Bartek P. Bartek P. Polityka Obserwuj notkę 3

"Trzeba nadążać za zmianami" - te słowa Wojciecha Olejniczaka (popierające uczestnictwo członków LiD w okrągłym stole organizacji gejowskich) popchnęły mnie do napisania pierwszej od długiego czasu notki na salonie. Nie pisałem z powodu dosyć napiętego grafika, który jednak z czasem odzwyczaił mnie od blogowania. Mniejsza o mnie.

Po pierwsze - pan Wojciech nie musi się martwić zbytnio o uczestnictwo w naradach osób o odmiennej orientacji, bo cały czas prym pośród nich wiedzie Robert Biedroń, który w strukturach postkomunistów jest już od czasów SdRP, a jego pozycję w późniejszym tworze podkreśla fakt współtworzenia statutu SLD.

Po drugie - pan Wojciech powinien się raczej martwić o podążanie za odpowiednimi zmianami. W Polsce stosunek do homoseksualistów nie ulegał na przestrzeni 17 lat wielkim zmianom. Jak podaje "Dziennik", mamy najniższy w Unii Europejskiej wskaźnik tolerancji do związków osób tej samej płci (17 %), oraz prawa do adopcji dzieci (7%). Średnia w UE to odpowiednio 44 i 32%. Jeśli więc LiD na czele z byłym ministrem rolnictwa chcą iść za europejskimi tendencjami muszą się liczyć z tym, że Polskie społeczeństwo może tej taktyki nie zaakceptować. Czy to z powodu nietolerancji, albo jak kto woli - standardów obyczajowych na nieco innym poziomie, czy też z racji ogólnego zapóźnienia, tak jak w nauce, przemyśle, transporcie, tak jak w dziedzinie moralności. W związku z tym, że to zapóźnienie społeczeństwo mogłoby chcieć nadrobić, osobiście wolałbym, żeby powodem było to pierwsze.

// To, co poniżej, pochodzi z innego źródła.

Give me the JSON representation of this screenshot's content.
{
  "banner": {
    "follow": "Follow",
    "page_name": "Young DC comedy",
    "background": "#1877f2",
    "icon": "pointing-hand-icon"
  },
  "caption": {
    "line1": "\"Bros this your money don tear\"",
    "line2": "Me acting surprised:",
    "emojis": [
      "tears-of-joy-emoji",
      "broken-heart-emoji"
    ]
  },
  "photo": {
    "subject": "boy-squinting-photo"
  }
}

Po trzecie - jeśli - jak powiada Elżbieta Radziszewska z PO, do dziedziczenia majątku, po partnerze geju potrzebny jest tylko odpowiedni dokument, a zgodnie z zapowiedziami pana Biedronia - na razie nie jest podnoszona kwestia adopcji dzieci przez pary homoseksualne, to aby zachować sens swoich działań i nie narazić się na ogólną śmieszność gejom i lesbijkom pozostaje głównie walka o "prawa", które trudno będzie ulokować prawnie, bo pozostają głównie w indywidualnej ocenie każdego człowieka.

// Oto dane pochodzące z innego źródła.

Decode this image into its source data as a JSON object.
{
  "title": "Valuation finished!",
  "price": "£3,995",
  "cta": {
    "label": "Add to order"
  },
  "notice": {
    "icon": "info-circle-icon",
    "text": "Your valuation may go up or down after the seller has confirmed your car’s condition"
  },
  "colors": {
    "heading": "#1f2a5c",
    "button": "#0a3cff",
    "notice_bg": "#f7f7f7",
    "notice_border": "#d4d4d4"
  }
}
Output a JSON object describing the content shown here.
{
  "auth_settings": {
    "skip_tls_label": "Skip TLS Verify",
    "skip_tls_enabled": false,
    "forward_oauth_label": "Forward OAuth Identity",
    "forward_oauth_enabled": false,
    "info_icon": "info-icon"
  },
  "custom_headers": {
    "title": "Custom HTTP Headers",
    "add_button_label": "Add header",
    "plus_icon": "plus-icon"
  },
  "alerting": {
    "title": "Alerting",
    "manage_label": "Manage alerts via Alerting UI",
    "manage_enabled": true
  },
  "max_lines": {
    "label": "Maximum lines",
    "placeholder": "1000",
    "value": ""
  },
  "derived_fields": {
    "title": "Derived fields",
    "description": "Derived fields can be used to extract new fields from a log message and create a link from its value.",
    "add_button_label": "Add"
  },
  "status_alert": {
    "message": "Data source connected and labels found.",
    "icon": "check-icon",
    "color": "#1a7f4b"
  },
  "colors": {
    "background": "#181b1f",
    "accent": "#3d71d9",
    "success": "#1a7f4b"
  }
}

Kwestia jawnego konfliktu z kościołem do końca się jeszcze nie uformowała, ale można prognozować przynajmniej dwa scenariusze, z których jeden wydaje się bardzo ryzykowny z dużą dozą niepowodzenia. LiD mianowicie mógłby się stać antyklerykalną szczekaczką, która walczy z kościołem przy każdej okazji i w ten sposób zarobić na wizerunek wyrazistej lewicy. Nie zrobi tego prawdopodobnie dlatego, że szefem musiałaby wtedy zostać chyba Joanna Senyszyn, na co się nie zanosi, a tym bardziej nie zanosi się to w państwie, gdzie 93% (przynajmniej w teorii) deklaruje się jako katolicy. Druga alternatywa jest jakby konsekwencją ostatnich działań LiD, ale bardziej w sferze PR. Zielone legitymacje, walka o invitro, baczne obserwowanie i czuwanie z lewicowym batem nad kościołem, ale jednoczesne nie wypieranie się m.in. przez Wojciecha Olejniczaka wychowania w duchu katolicyzmu.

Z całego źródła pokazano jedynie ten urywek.